Vacunas para el Virus del Papiloma Humano (VPH)

La autoridades sanitarias españolas han aprobado la utilización de una vacuna diseñada para proteger contra los dos tipos más agresivos de Virus del Papiloma Humano (VPH) de alto riesgo (reconocida como la causa del cáncer de cuello uterino) para su uso en niñas y jóvenes de entre 9-26 años.
En base a esta aprobación se ha recomendado que la serie de vacunación debe suministrarse a las niñas de edades en torno a los 14 años, recomendación que esta siendo seguida por las Comunidades Autónomas.

La vacuna contra el VPH denominada Gardasil® y desarrollada por Merck & Co, Inc, protege contra los Virus del Papiloma Humano (VPH) de alto riesgo tipos 16 y 18. Otra vacuna, llamada Cervarix ® (desarrollada por GlaxoSmithKline, Inc), se ha incorporado al arsenal terapéutico disponible para combatir el VPH.

Tanto la vacunación como la citología y el test de VPH, son y seguirán siendo herramientas esenciales en la lucha contra el cáncer cervical.

La vacuna contra el VPH, cuando se administra a una niña, tiene mayor potencial para prevenir muchas infecciones por el VPH, esta circunstancia no cambiará la necesidad del cribado- incluyendo el cribado de VPH - en los próximos años. Uno de los principales motivos se debe a que la vacuna puede prevenir las infecciones futuras de virus VPH de alto riesgo, pero no cura la infección que ya existe a día de hoy.

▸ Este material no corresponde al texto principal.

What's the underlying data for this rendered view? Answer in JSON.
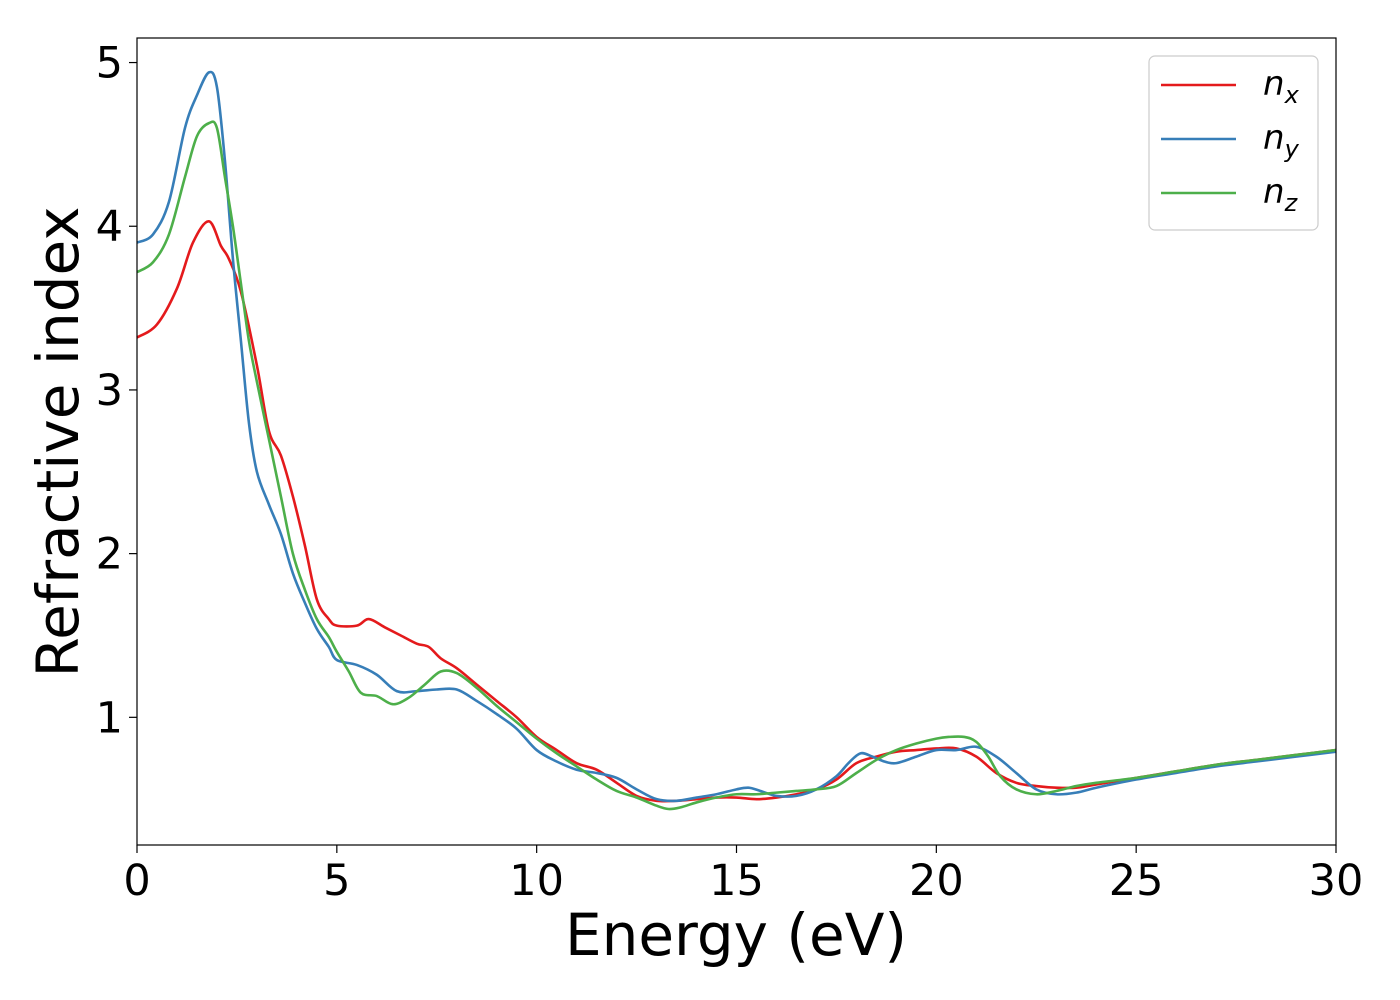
{
  "chart_data": {
    "type": "line",
    "xlabel": "Energy (eV)",
    "ylabel": "Refractive index",
    "xlim": [
      0,
      30
    ],
    "ylim": [
      0.22,
      5.15
    ],
    "xticks": [
      0,
      5,
      10,
      15,
      20,
      25,
      30
    ],
    "xtick_labels": [
      "0",
      "5",
      "10",
      "15",
      "20",
      "25",
      "30"
    ],
    "yticks": [
      1,
      2,
      3,
      4,
      5
    ],
    "ytick_labels": [
      "1",
      "2",
      "3",
      "4",
      "5"
    ],
    "grid": false,
    "legend_position": "top-right",
    "series": [
      {
        "name": "n",
        "subscript": "x",
        "color": "#e41a1c",
        "x": [
          0,
          0.5,
          1.0,
          1.4,
          1.8,
          2.1,
          2.3,
          2.6,
          3.0,
          3.3,
          3.6,
          3.9,
          4.2,
          4.5,
          4.8,
          5.0,
          5.5,
          5.8,
          6.2,
          6.6,
          7.0,
          7.3,
          7.6,
          8.0,
          8.5,
          9.0,
          9.5,
          10.0,
          10.5,
          11.0,
          11.5,
          12.0,
          12.5,
          13.0,
          13.5,
          14.0,
          14.5,
          15.0,
          15.5,
          16.0,
          16.5,
          17.0,
          17.5,
          18.0,
          18.5,
          19.0,
          19.5,
          20.0,
          20.5,
          21.0,
          21.5,
          22.0,
          22.5,
          23.0,
          23.5,
          24.0,
          25.0,
          26.0,
          27.0,
          28.0,
          29.0,
          30.0
        ],
        "values": [
          3.32,
          3.4,
          3.62,
          3.9,
          4.03,
          3.88,
          3.8,
          3.6,
          3.15,
          2.75,
          2.6,
          2.35,
          2.05,
          1.72,
          1.6,
          1.56,
          1.56,
          1.6,
          1.55,
          1.5,
          1.45,
          1.43,
          1.36,
          1.3,
          1.2,
          1.1,
          1.0,
          0.88,
          0.8,
          0.72,
          0.68,
          0.6,
          0.52,
          0.49,
          0.49,
          0.5,
          0.51,
          0.51,
          0.5,
          0.51,
          0.53,
          0.56,
          0.62,
          0.72,
          0.76,
          0.79,
          0.8,
          0.81,
          0.81,
          0.76,
          0.66,
          0.6,
          0.58,
          0.57,
          0.57,
          0.59,
          0.63,
          0.67,
          0.71,
          0.74,
          0.77,
          0.8
        ]
      },
      {
        "name": "n",
        "subscript": "y",
        "color": "#377eb8",
        "x": [
          0,
          0.4,
          0.8,
          1.2,
          1.5,
          1.8,
          2.0,
          2.2,
          2.4,
          2.6,
          2.8,
          3.0,
          3.3,
          3.6,
          3.9,
          4.2,
          4.5,
          4.8,
          5.0,
          5.5,
          6.0,
          6.5,
          7.0,
          7.5,
          8.0,
          8.5,
          9.0,
          9.5,
          10.0,
          10.5,
          11.0,
          11.5,
          12.0,
          12.5,
          13.0,
          13.5,
          14.0,
          14.5,
          15.0,
          15.3,
          15.6,
          16.0,
          16.5,
          17.0,
          17.5,
          17.8,
          18.1,
          18.4,
          18.7,
          19.0,
          19.5,
          20.0,
          20.5,
          21.0,
          21.5,
          22.0,
          22.5,
          23.0,
          23.5,
          24.0,
          25.0,
          26.0,
          27.0,
          28.0,
          29.0,
          30.0
        ],
        "values": [
          3.9,
          3.95,
          4.15,
          4.6,
          4.8,
          4.94,
          4.85,
          4.4,
          3.8,
          3.3,
          2.8,
          2.5,
          2.3,
          2.12,
          1.88,
          1.7,
          1.54,
          1.43,
          1.35,
          1.32,
          1.26,
          1.16,
          1.16,
          1.17,
          1.17,
          1.1,
          1.02,
          0.93,
          0.8,
          0.73,
          0.68,
          0.66,
          0.63,
          0.56,
          0.5,
          0.49,
          0.51,
          0.53,
          0.56,
          0.57,
          0.55,
          0.52,
          0.52,
          0.56,
          0.64,
          0.72,
          0.78,
          0.76,
          0.73,
          0.72,
          0.76,
          0.8,
          0.8,
          0.82,
          0.76,
          0.66,
          0.56,
          0.53,
          0.54,
          0.57,
          0.62,
          0.66,
          0.7,
          0.73,
          0.76,
          0.79
        ]
      },
      {
        "name": "n",
        "subscript": "z",
        "color": "#4daf4a",
        "x": [
          0,
          0.4,
          0.8,
          1.2,
          1.5,
          1.8,
          2.0,
          2.2,
          2.4,
          2.6,
          2.8,
          3.0,
          3.3,
          3.6,
          3.9,
          4.2,
          4.5,
          4.8,
          5.0,
          5.3,
          5.6,
          6.0,
          6.4,
          6.8,
          7.2,
          7.6,
          8.0,
          8.5,
          9.0,
          9.5,
          10.0,
          10.5,
          11.0,
          11.5,
          12.0,
          12.5,
          13.0,
          13.3,
          13.6,
          14.0,
          14.5,
          15.0,
          15.5,
          16.0,
          16.5,
          17.0,
          17.5,
          18.0,
          18.5,
          19.0,
          19.5,
          20.0,
          20.3,
          20.7,
          21.0,
          21.3,
          21.6,
          22.0,
          22.5,
          23.0,
          23.5,
          24.0,
          25.0,
          26.0,
          27.0,
          28.0,
          29.0,
          30.0
        ],
        "values": [
          3.72,
          3.78,
          3.95,
          4.3,
          4.55,
          4.63,
          4.6,
          4.3,
          4.0,
          3.65,
          3.3,
          3.05,
          2.7,
          2.35,
          2.0,
          1.78,
          1.6,
          1.49,
          1.4,
          1.28,
          1.15,
          1.13,
          1.08,
          1.12,
          1.2,
          1.28,
          1.27,
          1.18,
          1.07,
          0.97,
          0.87,
          0.78,
          0.7,
          0.62,
          0.55,
          0.51,
          0.46,
          0.44,
          0.45,
          0.48,
          0.51,
          0.53,
          0.53,
          0.54,
          0.55,
          0.56,
          0.58,
          0.66,
          0.74,
          0.8,
          0.84,
          0.87,
          0.88,
          0.88,
          0.85,
          0.76,
          0.64,
          0.56,
          0.53,
          0.55,
          0.58,
          0.6,
          0.63,
          0.67,
          0.71,
          0.74,
          0.77,
          0.8
        ]
      }
    ]
  }
}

El cribado de VPH, y los test de ADN de VPH identifican aquellas mujeres que tienen un mayor riesgo de desarrollar el cáncer de cuello uterino y facilitan su seguimiento.

Los programas de prevención, deben incluir tanto la prevención primaria como la secundaria. Incluso con la vacuna, los expertos están de acuerdo en que las mujeres todavía necesitan realizar periódicamente citologías y, en función de su edad, el test de VPH.

La protección ofrecida por las vacunas no es completa. Hay entre 15 a 20 tipos de VPH que pueden causar cáncer cervical. La vacuna Gardasil® está diseñada para proteger contra dos de estos tipos, los más importantes, que son responsables de aproximadamente el 70% de todos los cánceres cérvico-uterinos. Sin embargo, la vacuna del Virus del Papiloma Humano (VPH) no protege del otro 30 por ciento de VPHs de alto riesgo. Las mujeres no están completamente protegidas si han sido infectadas por VPHs de alto riesgo antes de ser vacunadas.

La duración de la eficacia de la vacuna del Virus del Papiloma Humano (VPH) no se conoce aún. Una de las preguntas más importante, sin respuesta en este momento, es si se va a necesitar o no un refuerzo de la vacuna del Virus del Papiloma Humano (VPH) más adelante, para garantizar la continuidad de la protección.

Los expertos coinciden en que la vacunación de las niñas tardará en reducir significativamente las tasas de cáncer cervical bastantes años, dependiendo de:


  • Extensión en la aplicación de la Vacuna.
  • El número de VPHs de alto riesgo, además de los tipos 16 y 18, para los que futuras vacunas ofrezcan protección
  • La duración del efecto protector durante el cual las vacunas ofrecen protección.
  • En que medida las mujeres sigan las directrices de cribado recomendadas.